If you’re thinking about investing, or you’ve just started the investment journey, you’ll know that it’s a challenging process. The uncertainty and questions that fill your mind can delay you taking the leap.
Rob Formby, director of retail operations at Allan Gray, suggests five questions you should ask about your current and future investments.
1. Do you know what you want to achieve?
There are many reasons to invest. You could be saving for retirement or for your child’s education. You could be building up capital to buy a business, or developing an inheritance for future generations.
If you’re clear about your purpose, it’s easier to decide on your time horizon, return objectives and your ability to tolerate uncertainty. Being clear about your objectives allows you to plan. Without a plan, you’re less likely to achieve your long-term purpose.
2. Are you invested in the right product?
Different investment products fulfil different needs.
- A unit trust enables you to use a relatively small amount of money to buy units of a fund that invests in assets such as shares, bonds, and property. You can access your money at any time.
- A retirement annuity (RA) allows you to save for retirement in a tax-efficient manner.
- A preservation fund allows you to preserve and grow your existing retirement benefits.
- A living annuity (LA) enables you to draw an income from your investment after you retire.
- An endowment offers wealthy individuals tax-efficient growth, but restricts withdrawals and additional contributions. A minimum investment period of five years applies.
Retirement annuities, living annuities, preservation funds and endowments are essentially product wrappers. Each provides certain tax kickbacks and other benefits and carries certain conditions. But they all invest your money in assets, sometimes directly into the market, and sometimes through unit trusts.
Often legislation limits your choice of product. For example, if you want to preserve your retirement savings when you leave your employer, your only option is to transfer your money to an RA or a preservation fund.
3. Does your investment adequately balance risk and return?
Investors often focus on potential returns, and give less thought to risk. But what if your investment loses value? What if the returns you envisage don’t materialise? Would a loss affect you dramatically? Will you need to withdraw money in the short term, or can you ride out any temporary loss until your investment recovers its value?
Appropriate balancing of risk and return takes these aspects into account, potentially sacrificing the possibility of higher returns, in favour of the security of achieving returns or avoiding capital loss.
4. Are you too focused on South Africa?
Being fully invested in South Africa subjects your investments to the effects of fluctuations in the rand. In addition, the world stock markets are outperforming the Johannesburg Stock Exchange and this offers little protection to investors.
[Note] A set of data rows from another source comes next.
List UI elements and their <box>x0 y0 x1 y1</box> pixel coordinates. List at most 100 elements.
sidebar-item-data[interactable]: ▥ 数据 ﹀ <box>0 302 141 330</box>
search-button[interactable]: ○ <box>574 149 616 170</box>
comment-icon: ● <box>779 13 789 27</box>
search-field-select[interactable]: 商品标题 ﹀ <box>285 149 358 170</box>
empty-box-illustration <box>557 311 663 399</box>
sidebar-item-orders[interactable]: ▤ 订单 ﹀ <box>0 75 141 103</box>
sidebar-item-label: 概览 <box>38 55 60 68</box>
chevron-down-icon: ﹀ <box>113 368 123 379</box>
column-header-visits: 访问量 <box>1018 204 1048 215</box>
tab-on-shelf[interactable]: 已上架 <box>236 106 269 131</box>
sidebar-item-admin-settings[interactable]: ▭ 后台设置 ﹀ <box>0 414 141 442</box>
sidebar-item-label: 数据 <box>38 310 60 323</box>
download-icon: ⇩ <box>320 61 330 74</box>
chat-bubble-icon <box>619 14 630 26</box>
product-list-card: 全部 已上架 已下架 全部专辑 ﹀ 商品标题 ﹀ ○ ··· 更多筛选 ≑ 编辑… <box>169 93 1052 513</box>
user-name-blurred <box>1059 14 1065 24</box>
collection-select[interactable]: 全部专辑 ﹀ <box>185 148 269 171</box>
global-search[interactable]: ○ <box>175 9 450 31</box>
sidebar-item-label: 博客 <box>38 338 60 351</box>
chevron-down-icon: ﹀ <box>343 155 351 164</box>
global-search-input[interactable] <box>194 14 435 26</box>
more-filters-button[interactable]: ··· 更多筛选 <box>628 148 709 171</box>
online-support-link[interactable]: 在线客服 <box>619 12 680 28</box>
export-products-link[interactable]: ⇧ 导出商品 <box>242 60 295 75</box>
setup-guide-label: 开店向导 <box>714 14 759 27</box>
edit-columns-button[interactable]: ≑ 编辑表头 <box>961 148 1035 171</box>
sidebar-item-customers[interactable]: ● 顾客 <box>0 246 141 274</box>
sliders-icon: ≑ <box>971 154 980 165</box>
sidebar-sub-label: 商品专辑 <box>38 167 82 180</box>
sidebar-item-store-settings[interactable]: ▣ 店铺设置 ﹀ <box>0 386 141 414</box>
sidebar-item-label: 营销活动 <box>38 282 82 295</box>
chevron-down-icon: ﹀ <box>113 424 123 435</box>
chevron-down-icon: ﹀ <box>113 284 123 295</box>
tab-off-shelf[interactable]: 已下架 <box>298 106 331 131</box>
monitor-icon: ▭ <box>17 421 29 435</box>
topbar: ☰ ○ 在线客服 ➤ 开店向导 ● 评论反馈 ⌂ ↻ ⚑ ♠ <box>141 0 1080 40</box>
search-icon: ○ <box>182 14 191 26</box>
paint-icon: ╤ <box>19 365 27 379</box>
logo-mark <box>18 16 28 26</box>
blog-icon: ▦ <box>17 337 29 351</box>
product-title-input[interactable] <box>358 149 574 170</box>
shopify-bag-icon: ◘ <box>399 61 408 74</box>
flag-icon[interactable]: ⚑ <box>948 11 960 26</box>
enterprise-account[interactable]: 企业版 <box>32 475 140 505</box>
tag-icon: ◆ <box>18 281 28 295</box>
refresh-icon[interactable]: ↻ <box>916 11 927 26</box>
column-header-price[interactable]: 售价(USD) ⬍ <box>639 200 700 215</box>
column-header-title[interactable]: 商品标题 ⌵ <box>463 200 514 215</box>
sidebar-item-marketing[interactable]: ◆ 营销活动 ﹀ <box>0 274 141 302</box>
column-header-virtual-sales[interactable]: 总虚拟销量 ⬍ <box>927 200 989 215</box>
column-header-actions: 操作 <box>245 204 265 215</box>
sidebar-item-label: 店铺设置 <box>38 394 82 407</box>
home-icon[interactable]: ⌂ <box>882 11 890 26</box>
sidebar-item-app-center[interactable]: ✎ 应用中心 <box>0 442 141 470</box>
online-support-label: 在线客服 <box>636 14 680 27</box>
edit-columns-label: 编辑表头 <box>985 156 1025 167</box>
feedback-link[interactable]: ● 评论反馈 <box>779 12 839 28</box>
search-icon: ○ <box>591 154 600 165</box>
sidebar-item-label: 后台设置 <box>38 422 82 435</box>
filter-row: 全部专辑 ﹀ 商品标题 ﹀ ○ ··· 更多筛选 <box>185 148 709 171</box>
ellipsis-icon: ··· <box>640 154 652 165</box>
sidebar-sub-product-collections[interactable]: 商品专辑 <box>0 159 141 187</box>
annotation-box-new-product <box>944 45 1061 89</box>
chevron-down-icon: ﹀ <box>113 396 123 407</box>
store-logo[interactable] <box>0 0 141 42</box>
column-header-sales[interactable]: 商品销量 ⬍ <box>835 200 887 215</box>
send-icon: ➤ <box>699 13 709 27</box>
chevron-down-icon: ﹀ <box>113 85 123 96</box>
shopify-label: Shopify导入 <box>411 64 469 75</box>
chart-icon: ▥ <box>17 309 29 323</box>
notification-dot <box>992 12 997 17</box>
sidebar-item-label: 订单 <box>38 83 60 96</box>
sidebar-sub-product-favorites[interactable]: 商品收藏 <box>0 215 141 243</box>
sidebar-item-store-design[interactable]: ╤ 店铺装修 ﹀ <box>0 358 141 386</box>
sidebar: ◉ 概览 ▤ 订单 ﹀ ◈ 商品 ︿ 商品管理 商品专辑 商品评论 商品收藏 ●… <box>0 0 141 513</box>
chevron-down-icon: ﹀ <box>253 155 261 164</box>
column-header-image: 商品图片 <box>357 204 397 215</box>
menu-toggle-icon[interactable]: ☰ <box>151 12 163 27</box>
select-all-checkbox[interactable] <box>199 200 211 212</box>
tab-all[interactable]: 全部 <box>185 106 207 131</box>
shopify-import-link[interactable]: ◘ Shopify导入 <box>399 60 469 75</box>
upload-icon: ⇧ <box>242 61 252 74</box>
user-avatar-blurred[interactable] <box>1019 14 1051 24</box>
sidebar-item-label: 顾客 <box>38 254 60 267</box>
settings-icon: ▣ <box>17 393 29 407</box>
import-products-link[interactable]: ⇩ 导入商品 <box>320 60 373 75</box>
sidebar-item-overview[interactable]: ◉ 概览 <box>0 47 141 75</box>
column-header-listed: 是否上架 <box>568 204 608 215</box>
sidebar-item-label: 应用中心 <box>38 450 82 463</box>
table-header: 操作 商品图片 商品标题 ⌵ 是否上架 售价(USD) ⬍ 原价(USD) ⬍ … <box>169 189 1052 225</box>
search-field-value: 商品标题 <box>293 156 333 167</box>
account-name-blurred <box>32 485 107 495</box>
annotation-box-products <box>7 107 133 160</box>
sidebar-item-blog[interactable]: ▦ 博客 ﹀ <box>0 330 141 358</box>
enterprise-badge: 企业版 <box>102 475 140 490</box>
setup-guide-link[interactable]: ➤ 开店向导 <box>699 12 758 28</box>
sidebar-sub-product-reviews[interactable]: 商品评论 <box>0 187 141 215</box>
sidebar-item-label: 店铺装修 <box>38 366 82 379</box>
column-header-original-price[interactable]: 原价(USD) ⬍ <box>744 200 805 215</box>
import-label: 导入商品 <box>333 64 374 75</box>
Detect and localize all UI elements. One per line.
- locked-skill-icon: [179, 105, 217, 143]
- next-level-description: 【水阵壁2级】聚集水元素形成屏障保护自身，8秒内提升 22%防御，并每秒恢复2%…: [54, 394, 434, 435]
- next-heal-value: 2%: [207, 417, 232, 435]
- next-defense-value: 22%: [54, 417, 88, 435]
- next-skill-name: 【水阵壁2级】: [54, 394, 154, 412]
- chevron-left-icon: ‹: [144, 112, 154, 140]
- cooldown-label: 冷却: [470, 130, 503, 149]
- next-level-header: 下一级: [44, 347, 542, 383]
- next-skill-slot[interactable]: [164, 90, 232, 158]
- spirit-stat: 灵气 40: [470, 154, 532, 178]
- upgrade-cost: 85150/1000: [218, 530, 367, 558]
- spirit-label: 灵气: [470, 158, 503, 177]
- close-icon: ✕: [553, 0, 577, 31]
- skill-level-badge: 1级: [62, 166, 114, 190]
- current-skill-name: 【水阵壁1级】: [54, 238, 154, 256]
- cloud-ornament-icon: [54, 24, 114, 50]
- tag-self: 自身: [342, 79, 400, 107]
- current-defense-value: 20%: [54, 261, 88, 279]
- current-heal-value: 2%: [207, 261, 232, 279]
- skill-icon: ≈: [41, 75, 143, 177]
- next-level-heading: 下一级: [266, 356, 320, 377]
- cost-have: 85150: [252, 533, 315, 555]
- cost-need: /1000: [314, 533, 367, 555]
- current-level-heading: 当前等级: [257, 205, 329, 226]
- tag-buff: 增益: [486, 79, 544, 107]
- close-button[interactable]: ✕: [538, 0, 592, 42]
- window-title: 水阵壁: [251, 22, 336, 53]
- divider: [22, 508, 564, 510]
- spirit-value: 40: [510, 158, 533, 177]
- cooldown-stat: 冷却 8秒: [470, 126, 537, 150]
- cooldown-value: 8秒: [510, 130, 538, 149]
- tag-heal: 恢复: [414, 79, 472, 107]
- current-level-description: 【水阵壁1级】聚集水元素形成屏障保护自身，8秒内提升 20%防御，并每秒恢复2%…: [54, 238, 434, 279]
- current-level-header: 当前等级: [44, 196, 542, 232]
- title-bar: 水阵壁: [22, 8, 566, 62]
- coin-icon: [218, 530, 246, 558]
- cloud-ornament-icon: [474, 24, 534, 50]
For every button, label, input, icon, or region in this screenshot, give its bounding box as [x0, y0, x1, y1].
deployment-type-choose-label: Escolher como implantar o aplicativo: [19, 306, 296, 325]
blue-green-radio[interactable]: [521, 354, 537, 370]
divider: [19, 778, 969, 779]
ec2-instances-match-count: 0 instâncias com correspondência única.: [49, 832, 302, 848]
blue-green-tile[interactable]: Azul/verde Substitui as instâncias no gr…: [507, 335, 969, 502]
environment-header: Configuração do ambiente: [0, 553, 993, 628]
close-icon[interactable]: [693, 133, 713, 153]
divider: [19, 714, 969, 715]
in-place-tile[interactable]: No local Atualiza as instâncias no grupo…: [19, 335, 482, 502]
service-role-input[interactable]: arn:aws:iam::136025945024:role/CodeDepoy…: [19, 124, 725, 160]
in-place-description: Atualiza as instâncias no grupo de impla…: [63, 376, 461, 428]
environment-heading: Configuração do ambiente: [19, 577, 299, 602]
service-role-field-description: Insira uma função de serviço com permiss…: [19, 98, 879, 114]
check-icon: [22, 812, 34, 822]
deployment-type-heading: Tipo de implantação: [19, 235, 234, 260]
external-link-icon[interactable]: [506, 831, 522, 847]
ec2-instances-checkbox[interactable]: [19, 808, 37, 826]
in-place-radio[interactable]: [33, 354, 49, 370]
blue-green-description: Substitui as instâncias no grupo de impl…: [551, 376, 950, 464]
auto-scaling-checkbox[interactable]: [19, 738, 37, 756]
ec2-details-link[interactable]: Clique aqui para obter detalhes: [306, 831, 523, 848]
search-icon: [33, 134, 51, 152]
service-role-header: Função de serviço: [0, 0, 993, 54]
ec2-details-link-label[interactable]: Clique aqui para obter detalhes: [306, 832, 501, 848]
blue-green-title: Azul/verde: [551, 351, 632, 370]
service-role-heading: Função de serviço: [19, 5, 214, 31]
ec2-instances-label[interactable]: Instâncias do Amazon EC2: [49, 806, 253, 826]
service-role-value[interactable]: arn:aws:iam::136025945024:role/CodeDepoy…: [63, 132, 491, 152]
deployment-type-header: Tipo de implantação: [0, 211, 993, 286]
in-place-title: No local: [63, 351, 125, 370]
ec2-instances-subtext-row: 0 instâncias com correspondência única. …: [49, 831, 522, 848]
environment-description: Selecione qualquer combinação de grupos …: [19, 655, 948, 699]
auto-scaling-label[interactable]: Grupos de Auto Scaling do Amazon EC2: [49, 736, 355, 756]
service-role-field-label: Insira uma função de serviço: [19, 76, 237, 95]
Investing offshore allows you to diversify this risk.
5. Are you using the right investment manager?
Different investment managers have different ways of investing. If you understand and buy into a certain approach to managing money, your investment behaviour is more likely to be aligned with your manager, and your trust in that manager is likely to be higher. You’re less likely to detract from returns through your own behaviour, thereby improving your chances of achieving investment success.
If you’re unclear about any of the questions above, if you lack the knowledge or confidence to manage your investments, if you lack the discipline to save, or if you’d like to explore alternatives to the way you currently invest, consider seeking independent financial advice.